We are lucky to have good people working with us whose prices are fair and reasonable. In many places, these things are much more expensive, all of them. In the winter, we also have to pay a plow team when it snows, and service the cars and tires in preparation. Depending on the weather, that can cost hundreds of dollars.

So calling the vet is a major factor in planning the budget and  operating the farm. People with pets increasingly believe that their animals should be kept alive at all costs by any means, they see this as a measure of their love, and many can’t bear to lose their much-loved animals. I’ve never subscribed to that belief, neither have farmers and people who live with animals. Except for the wealthy, we just can’t afford it and it is not really what we want.

I will not agree to perform major surgery on my dogs for any reason, much as I love them. My dear Red, who was so sick a couple of months ago, racked up $3,000 vet bill in four days before his infection was found and treated. When Rose and Izzy were diagnosed with cancer, I asked that they be euthanized immediately, and they were. Other people feel differently, that is their choice. My vet and I have a good understanding.

I was not prepared to go much farther with Red, and Maria agreed with me. And I imagine anyone reading my blog knows how much I love Red and how much he means to me. I am nothing but grateful for every day with Red, I will never turn his life or mine with him into a misery.

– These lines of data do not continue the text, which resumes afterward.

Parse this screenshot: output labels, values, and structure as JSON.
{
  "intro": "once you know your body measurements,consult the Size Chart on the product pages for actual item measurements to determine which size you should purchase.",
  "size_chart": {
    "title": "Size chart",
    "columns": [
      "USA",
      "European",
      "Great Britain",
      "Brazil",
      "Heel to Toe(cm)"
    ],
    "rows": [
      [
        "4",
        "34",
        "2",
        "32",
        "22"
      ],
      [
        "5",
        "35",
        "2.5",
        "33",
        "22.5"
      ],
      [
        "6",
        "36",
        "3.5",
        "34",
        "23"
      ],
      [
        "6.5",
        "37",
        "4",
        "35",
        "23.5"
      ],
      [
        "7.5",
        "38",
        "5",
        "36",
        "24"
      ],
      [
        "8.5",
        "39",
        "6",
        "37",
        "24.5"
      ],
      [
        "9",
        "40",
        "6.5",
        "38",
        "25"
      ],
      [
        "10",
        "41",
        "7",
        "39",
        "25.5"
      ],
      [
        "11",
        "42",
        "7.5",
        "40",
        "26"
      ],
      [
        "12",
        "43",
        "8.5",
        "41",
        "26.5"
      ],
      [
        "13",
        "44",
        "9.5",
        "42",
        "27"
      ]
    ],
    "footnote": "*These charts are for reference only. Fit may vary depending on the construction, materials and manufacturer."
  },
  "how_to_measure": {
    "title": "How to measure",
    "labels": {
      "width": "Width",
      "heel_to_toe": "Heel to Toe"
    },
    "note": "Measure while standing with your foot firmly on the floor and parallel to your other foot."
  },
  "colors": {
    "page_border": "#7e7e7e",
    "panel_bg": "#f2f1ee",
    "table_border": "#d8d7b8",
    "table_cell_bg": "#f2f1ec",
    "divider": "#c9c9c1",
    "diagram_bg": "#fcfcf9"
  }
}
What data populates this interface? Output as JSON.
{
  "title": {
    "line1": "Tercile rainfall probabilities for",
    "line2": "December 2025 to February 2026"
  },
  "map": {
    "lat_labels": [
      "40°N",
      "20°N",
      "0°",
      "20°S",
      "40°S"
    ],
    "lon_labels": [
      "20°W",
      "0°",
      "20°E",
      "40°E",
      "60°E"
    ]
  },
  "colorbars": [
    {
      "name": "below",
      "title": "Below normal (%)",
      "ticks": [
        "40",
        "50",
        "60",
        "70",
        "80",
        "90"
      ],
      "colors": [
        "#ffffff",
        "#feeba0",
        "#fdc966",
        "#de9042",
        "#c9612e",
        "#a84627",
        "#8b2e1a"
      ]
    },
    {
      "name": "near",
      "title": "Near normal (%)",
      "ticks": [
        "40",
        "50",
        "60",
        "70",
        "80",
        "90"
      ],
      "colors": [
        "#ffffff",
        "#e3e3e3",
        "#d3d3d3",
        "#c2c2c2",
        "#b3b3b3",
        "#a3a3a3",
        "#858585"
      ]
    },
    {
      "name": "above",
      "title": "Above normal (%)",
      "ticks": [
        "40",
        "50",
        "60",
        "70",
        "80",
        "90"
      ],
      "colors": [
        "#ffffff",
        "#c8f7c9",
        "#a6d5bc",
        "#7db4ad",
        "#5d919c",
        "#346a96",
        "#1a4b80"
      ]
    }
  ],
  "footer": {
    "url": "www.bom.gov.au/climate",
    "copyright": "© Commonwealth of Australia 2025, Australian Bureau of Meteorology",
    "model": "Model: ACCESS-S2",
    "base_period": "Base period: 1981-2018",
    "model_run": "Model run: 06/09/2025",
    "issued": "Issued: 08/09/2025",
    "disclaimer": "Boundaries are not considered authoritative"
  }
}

I still wonder if we did the right thing by amputating Minnie’s leg several years ago, it cost $2,000 and she suffered terribly during her recovery. She seems comfortable now

I am no tough guy, but perspective is important to me. It is part of my life with dogs. They serve us, and are our partners, we do not surrender our lives to them. Up here, you just do not call the vet for a chicken.

The cost of more care for Red would have affected the entire farm, and our ability to care for all of the animals. The farm is a complex eco-system, everything is tied to the other. Dogs and other animals do not live as long as humans, and I try to avoid the human fate of keeping living things alive beyond reason or purpose at enormous cost.

Because we can, not because we should.

All of this has helped me understand my own fast-approaching mortality. Life is too short for me to lie, dissemble, or hide from my truth. I am proud to be authentic, as much as I am able to be.  I have seen enough of death,  animal and human, to grasp what it is like and how I might choose to do it, should I get the chance.

We will all die, them and us. The farm has shown me that death is a part of life, to be faced and accepted. It is not a shocking drama, to be avoided and dreaded. It is sad, but depending on how it is done, and how it comes, also inspiring and uplifting. We live and we die, that is who we are.

The gray hen is next up, barring something unforeseen. She was out with the other hens today, a good sign, but she no longer goes into the roost and is disoriented and confused, she spends the day on the back porch with Minnie while the other hens roam for food. Maria is much more hopeful than I am, she says she will recover. She will surely get the chance.

I have seen this many times before. If the other hens and bugs leave her alone, I’ll leave it to her to die a natural death.

If there is trouble, I will do my job and help her leave the world gracefully and painlessly.